Looking at the bigger picture of this installer the challenges lie rather in
the way people get remote access to this live environment / the installer.
Currently we have two methods:

- root login via password on the SSH port 22 which is enabled by default.

- root login via the web browser on SSL port 9090 which is also enabled by
  default. This web server uses a self-signed SSL certificate that is not
  trusted.

An installer in this form should not be used in production since it can be
hijacked anytime once connected to a real network. We also should not rely on
a trusted network environment here.

The root user should use a random password on SSH level. This random password
could be displayed in the graphical installer.

For the web server, if it cannot use a properly trusted SSL certificate, the
SSL fingerprint could be displayed in the graphical installer (on the
local console) for verification. Also the login on web level needs to be made
safe some way, again the password could be displayed on the local console.

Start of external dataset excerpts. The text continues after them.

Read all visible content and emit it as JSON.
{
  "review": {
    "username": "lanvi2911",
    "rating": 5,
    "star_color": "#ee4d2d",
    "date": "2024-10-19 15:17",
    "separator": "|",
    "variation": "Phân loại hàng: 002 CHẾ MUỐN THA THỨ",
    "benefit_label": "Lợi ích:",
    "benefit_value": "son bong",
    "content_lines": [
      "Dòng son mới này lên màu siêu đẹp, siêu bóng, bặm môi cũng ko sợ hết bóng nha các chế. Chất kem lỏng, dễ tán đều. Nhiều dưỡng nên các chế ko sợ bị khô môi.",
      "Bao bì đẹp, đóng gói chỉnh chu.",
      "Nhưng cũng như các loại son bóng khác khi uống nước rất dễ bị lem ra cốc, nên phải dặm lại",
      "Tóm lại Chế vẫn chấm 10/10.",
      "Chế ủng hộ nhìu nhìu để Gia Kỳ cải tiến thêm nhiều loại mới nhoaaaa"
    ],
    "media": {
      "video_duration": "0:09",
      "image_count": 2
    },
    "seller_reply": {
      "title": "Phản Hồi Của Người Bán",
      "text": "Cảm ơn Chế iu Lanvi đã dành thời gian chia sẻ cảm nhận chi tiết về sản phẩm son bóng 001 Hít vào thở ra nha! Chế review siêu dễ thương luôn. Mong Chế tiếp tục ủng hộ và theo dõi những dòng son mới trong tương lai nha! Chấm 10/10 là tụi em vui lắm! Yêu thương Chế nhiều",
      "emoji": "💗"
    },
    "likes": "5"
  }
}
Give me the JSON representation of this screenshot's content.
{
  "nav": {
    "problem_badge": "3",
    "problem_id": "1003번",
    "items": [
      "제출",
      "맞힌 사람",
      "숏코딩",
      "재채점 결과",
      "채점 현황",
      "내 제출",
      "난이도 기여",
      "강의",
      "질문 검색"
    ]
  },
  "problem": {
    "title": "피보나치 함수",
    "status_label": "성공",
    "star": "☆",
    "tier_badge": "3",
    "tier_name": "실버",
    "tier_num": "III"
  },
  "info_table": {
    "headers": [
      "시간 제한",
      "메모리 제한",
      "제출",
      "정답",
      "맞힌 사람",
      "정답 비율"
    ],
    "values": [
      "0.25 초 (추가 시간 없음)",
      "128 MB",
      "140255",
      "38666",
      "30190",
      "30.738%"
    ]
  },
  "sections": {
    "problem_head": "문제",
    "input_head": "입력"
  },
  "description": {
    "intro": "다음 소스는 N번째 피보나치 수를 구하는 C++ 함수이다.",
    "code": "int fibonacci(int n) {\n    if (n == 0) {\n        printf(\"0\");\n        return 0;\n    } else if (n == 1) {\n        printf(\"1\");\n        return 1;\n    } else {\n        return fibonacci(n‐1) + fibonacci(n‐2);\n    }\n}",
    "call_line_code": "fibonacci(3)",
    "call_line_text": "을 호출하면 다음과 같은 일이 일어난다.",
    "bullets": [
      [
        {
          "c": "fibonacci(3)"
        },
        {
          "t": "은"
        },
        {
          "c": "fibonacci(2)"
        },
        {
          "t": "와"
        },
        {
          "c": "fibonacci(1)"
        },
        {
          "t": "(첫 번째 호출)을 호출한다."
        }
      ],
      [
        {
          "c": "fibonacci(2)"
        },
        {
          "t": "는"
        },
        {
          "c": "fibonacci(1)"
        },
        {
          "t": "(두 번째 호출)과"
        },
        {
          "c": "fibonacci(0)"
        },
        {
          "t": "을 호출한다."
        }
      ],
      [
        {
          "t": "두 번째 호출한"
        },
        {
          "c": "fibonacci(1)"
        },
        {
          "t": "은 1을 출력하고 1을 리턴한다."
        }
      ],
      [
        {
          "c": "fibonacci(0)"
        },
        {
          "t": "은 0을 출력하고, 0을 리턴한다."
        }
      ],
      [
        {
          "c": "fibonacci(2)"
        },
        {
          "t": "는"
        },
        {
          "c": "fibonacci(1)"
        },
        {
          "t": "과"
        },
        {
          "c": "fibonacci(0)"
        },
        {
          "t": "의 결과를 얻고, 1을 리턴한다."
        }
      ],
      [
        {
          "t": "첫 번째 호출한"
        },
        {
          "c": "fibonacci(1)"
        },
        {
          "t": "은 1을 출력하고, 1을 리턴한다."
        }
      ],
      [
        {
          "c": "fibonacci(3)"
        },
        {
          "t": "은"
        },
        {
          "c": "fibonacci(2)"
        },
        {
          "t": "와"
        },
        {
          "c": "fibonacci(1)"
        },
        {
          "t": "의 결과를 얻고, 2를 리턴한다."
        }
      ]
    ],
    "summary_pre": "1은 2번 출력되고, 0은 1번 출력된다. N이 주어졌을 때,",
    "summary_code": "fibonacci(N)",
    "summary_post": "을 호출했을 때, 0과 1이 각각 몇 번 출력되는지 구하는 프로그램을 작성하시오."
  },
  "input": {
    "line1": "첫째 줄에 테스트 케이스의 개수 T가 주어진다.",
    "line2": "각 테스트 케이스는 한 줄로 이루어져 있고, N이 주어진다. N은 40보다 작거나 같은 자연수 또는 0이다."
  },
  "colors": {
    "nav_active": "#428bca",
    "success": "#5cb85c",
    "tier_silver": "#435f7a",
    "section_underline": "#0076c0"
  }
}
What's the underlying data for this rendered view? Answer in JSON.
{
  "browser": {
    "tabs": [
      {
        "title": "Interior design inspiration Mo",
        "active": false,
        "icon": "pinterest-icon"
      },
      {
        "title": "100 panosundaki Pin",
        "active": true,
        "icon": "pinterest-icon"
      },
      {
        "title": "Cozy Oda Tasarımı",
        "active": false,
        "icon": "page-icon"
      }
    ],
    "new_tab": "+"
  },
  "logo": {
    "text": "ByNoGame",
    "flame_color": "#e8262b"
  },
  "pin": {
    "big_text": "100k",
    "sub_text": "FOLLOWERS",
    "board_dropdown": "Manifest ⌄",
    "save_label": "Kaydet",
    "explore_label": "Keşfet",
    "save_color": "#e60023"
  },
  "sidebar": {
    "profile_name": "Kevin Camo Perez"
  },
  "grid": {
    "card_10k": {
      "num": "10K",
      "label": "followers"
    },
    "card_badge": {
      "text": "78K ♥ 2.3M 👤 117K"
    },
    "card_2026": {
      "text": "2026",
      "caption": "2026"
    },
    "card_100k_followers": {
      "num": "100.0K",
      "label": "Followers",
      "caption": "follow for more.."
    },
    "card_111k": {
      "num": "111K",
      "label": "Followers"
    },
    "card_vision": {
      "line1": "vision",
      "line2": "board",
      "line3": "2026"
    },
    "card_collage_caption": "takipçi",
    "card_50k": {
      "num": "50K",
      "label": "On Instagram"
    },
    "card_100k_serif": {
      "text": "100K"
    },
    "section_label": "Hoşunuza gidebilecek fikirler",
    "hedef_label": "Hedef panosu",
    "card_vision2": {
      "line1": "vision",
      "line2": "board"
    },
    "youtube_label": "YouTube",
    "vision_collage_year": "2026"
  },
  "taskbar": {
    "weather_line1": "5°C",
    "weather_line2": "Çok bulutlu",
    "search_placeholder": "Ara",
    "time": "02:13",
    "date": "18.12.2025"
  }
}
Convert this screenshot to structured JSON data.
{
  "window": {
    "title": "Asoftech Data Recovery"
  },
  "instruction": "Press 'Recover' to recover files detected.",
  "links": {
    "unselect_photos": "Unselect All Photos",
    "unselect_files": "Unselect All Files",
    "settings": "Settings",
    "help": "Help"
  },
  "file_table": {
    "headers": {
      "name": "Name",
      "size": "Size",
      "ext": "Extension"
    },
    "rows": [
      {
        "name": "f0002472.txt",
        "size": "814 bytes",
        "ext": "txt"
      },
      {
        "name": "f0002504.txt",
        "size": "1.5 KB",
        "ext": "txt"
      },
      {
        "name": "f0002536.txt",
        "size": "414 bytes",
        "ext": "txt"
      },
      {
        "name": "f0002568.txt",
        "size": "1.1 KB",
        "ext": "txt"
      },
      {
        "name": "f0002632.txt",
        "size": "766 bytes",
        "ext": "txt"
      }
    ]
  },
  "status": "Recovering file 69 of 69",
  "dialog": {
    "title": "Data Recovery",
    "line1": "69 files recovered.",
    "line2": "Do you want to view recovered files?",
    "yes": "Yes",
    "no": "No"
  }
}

The SSH login (which probably isn't needed often, it's more kind of a
developer/expert access) could also be bootstrapped via the web server. The
web server could offer the (trusted) download of a randomly generated SSH
private key.
Comment 18 Imobach Gonzalez Sosa 2023-06-28 16:02:16 UTC
(In reply to Matthias Gerstner from comment #17)
> Thanks for the additional info.

You are welcome!

> During testing the live ISO it happened once right after booting that the
> installer couldn't come up properly, displaying "Cannot connect to D-Bus".
> Pressing "Reload" fixed this though. There still seems to be some instability
> there.

We have improved the startup process (relying on D-Bus activation), so I expect this problem to be fixed. Anyway, we will do some further testing for the next release.

> 
> Security wise I belive the D-bus specific parts are not that critical, since
> they only run in the live environment. All processes are root there currently
> anyway. I had a look at the agama D-Bus configuration and its socket
> directory
> in /run/amaga etc. It looks okay.

OK, great.

> Looking at the bigger picture of this installer the challenges lie rather in
> the way people get remote access to this live environment / the installer.
> Currently we have two methods:
> 
> - root login via password on the SSH port 22 which is enabled by default.
> 
> - root login via the web browser on SSL port 9090 which is also enabled by
>   default. This web server uses a self-signed SSL certificate that is not
>   trusted.
> 
> An installer in this form should not be used in production since it can be
> hijacked anytime once connected to a real network. We also should not rely on
> a trusted network environment here.
> 
> The root user should use a random password on SSH level. This random password
> could be displayed in the graphical installer.
> 
> For the web server, if it cannot use a properly trusted SSL certificate, the
> SSL fingerprint could be displayed in the graphical installer (on the
> local console) for verification. Also the login on web level needs to be made
> safe some way, again the password could be displayed on the local console.

It makes sense. I had though about disabling remote access by default and allowing the user to enable it through some boot argument, similar to what we do in SLES (e.g., ssh=1 sshpassword=foobar).

However, displaying the password and the fingerprint looks like a better idea.
 
> The SSH login (which probably isn't needed often, it's more kind of a
> developer/expert access) could also be bootstrapped via the web server. The
> web server could offer the (trusted) download of a randomly generated SSH
> private key.

Sure, the SSH login is an expert/developer feature. I like the idea of generating a private key and enabling the service.

Thanks a lot for your feedback, Matthias. I will coordinate with the team to work on this. I will keep you informed.

Regards,
Imo
Comment 19 Matthias Gerstner 2023-07-11 10:47:37 UTC
Thanks for the feedback. I guess we can close this AUDIT bug here for now. The
D-Bus part is finished from my POV. Regarding the remote access features of
the new installer you can create a separate AUDIT bug for us once you have
something new.
Comment 20 Imobach Gonzalez Sosa 2023-07-11 12:42:20 UTC
Thanks Matthias! I will create the new AUDIT once we have something to review.